Верность традиции, которая обеспечила писателям «Кэнъюся» успех у читателя 80-90-х годов, привела их к неожиданному закату в начале XX в. Они по-прежнему красочно изображали «нравы и обычаи», но читатель потерял к ним интерес. Отошел от литературы и Цубоути Сёё.

Против Сёё выступили популярные писатели тех лет Мори Огай и Нацумэ Сосэки, которые, не порывая с традицией, отдали дань европейской культуре (Огай учился в Германии, Сосэки — в Англии). Почему же одни традиционные писатели следовали за Сёё, а другие выступили против него? Наверное, потому, что традиция традиции рознь. Существует традиция временная, преходящая, обусловленная характером исторической эпохи, традиция на уровне явления, и существует традиция устойчивая — на уровне закона, которая отражает особенность национальной культуры. Традиция, которая берет начало у истоков японской литературы, — традиция макото, моно-но аварэ, саби, окаси, — стала художественной памятью народа. Традиция, которая возникает в определенную историческую эпоху, сходит вместе с ней.

«Кэнъюся» следовала традиции, сложившейся в период Гэнроку, и ей предстояло уйти вместе со своим временем, т.е. она могла существовать только до тех пор, пока имела под собой социальную почву. По мнению Накамура Мицуо, «литература Гэнроку — явление уникальное. Освобожденная от средневековых буддийских учений и не успевшая еще попасть в кабалу к конфуцианству позднего Эдо, она была своего рода ренессансом горожан. И когда в период Мэйдзи горожане испытали вторичное „освобождение”, интерес к их жизни выглядел вполне естественно. Правдивые рассказы Ихара Сайкаку превосходили произведения Бакина и Танэхико, и потому Коё и Рохан, подражавшие Сайкаку, одержали верх над Сёё и Фтабатэем. В глазах читателя они выглядели „новаторами”. Но эта новизна была поверхностной» [117, с.50-51]. Можно согласиться с Дональдом Кином: повесть «Золотой демон» Одзаки Коё выглядит старше «Гэндзи», хотя разница между ними в тысячелетие. Не потому ли, что «Гэндзи» отражает традицию, которая не подвержена воздействию времени, а «Золотой демон» — традицию, которая связана с ритмом жизни и вкусами японцев 90-х годов XIX в.?

Может быть, выступая против Сёё, Огай хотел защитить национальную традицию, которой угрожала опасность? Разногласия Сёё и Огая воспринимаются часто как спор реалиста с романтиком. Какие-то основания для этого есть: впервые в Японии появилась почва для их размежевания. Недуальная модель мира несовместима с бурным ростом. Сознание обнаружило склонность к дихотомии.

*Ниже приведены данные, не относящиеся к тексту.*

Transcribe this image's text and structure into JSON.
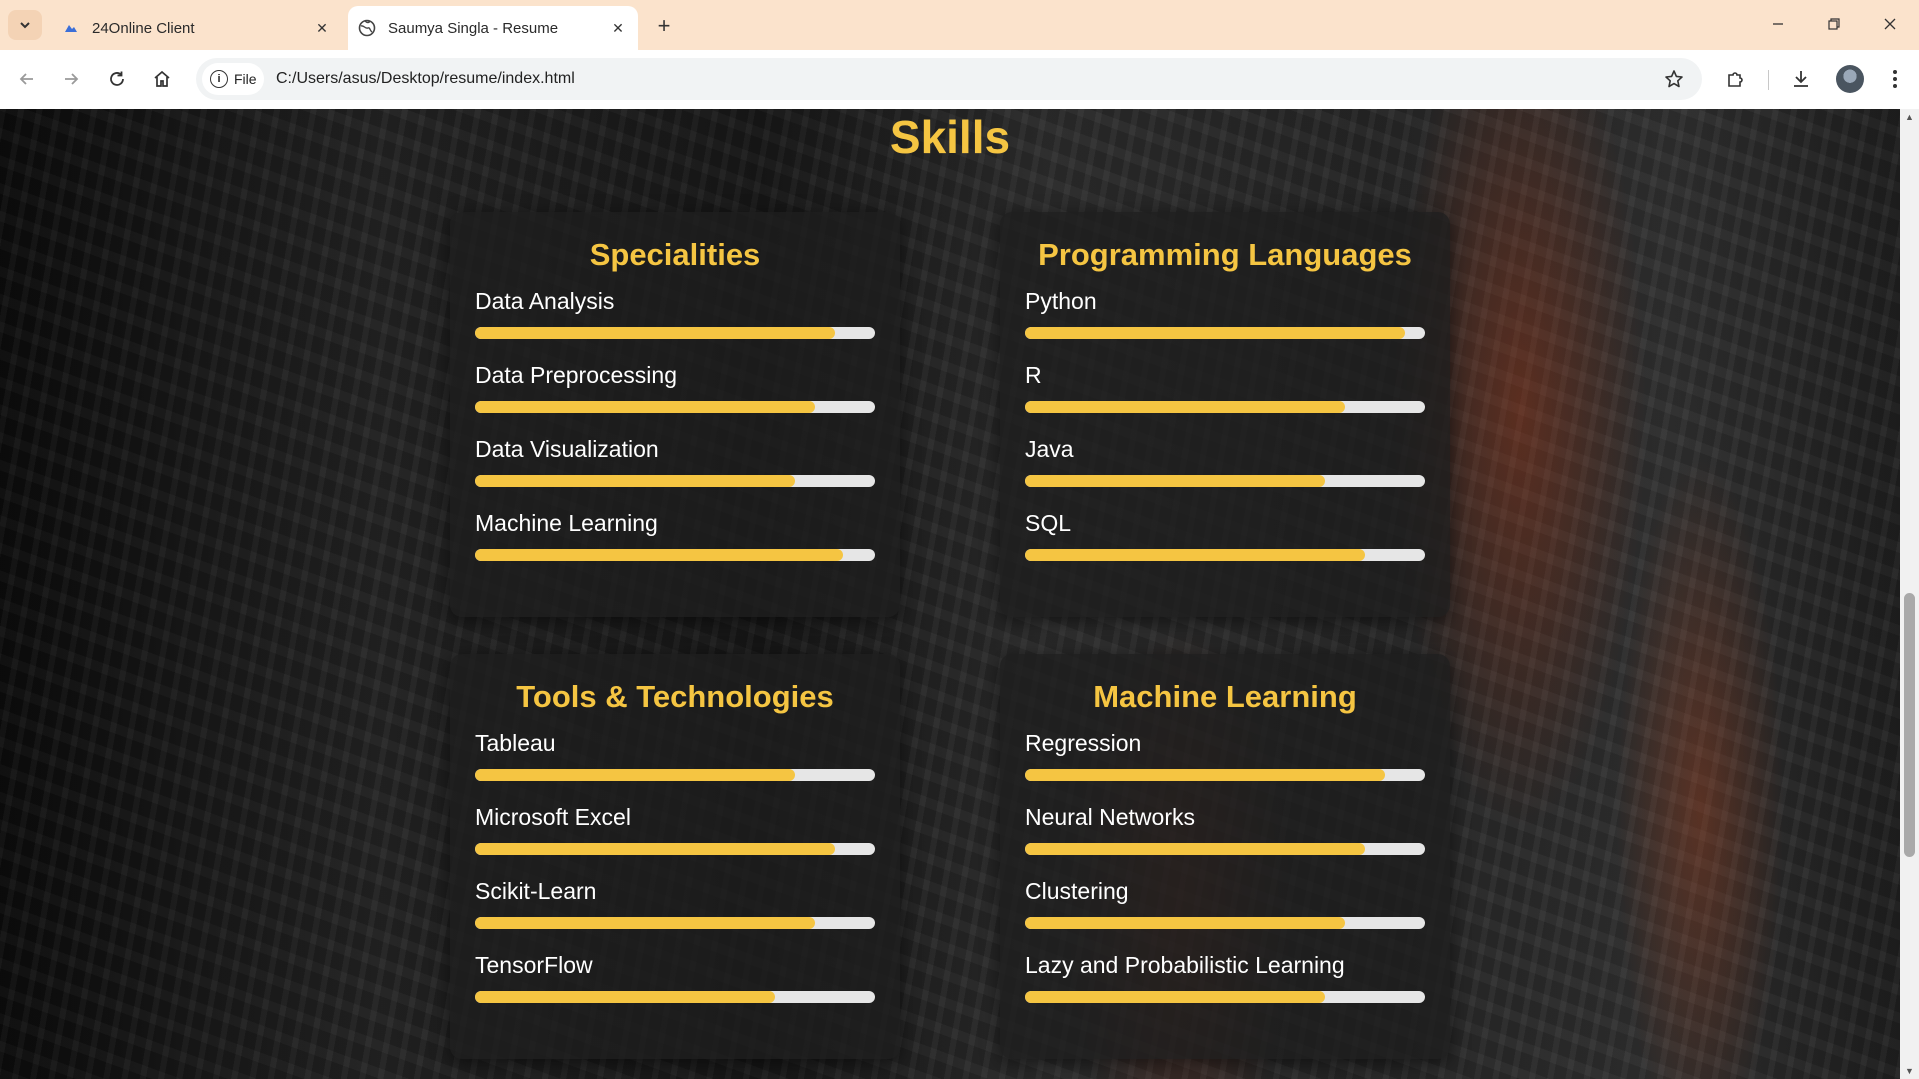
{
  "browser": {
    "tabs": [
      {
        "title": "24Online Client",
        "active": false
      },
      {
        "title": "Saumya Singla - Resume",
        "active": true
      }
    ],
    "site_chip": "File",
    "url": "C:/Users/asus/Desktop/resume/index.html"
  },
  "page": {
    "section_title": "Skills",
    "accent_color": "#f5c542",
    "cards": [
      {
        "title": "Specialities",
        "skills": [
          {
            "name": "Data Analysis",
            "level": 0.9
          },
          {
            "name": "Data Preprocessing",
            "level": 0.85
          },
          {
            "name": "Data Visualization",
            "level": 0.8
          },
          {
            "name": "Machine Learning",
            "level": 0.92
          }
        ]
      },
      {
        "title": "Programming Languages",
        "skills": [
          {
            "name": "Python",
            "level": 0.95
          },
          {
            "name": "R",
            "level": 0.8
          },
          {
            "name": "Java",
            "level": 0.75
          },
          {
            "name": "SQL",
            "level": 0.85
          }
        ]
      },
      {
        "title": "Tools & Technologies",
        "skills": [
          {
            "name": "Tableau",
            "level": 0.8
          },
          {
            "name": "Microsoft Excel",
            "level": 0.9
          },
          {
            "name": "Scikit-Learn",
            "level": 0.85
          },
          {
            "name": "TensorFlow",
            "level": 0.75
          }
        ]
      },
      {
        "title": "Machine Learning",
        "skills": [
          {
            "name": "Regression",
            "level": 0.9
          },
          {
            "name": "Neural Networks",
            "level": 0.85
          },
          {
            "name": "Clustering",
            "level": 0.8
          },
          {
            "name": "Lazy and Probabilistic Learning",
            "level": 0.75
          }
        ]
      }
    ]
  }
}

Япония прошла путь европейской истории за несколько десятилетий, что привело к сосуществованию того, что в европейской литературе развивалось в последовательном порядке. И потому в японской литературе 90-х годов можно обнаружить и романтические, и реалистические, и натуралистические тенденции, хотя по логике вещей в литературе восходящего общества должен бы преобладать романтизм. Но уже Сёё, теоретик новой литературы, предостерегал против романтических иллюзий. Он был настроен против морализаторской литературы позднего Эдо и прагматизма «политической повести», но его борьба с «идеалом», по мнению Огая, наносила ущерб литературе.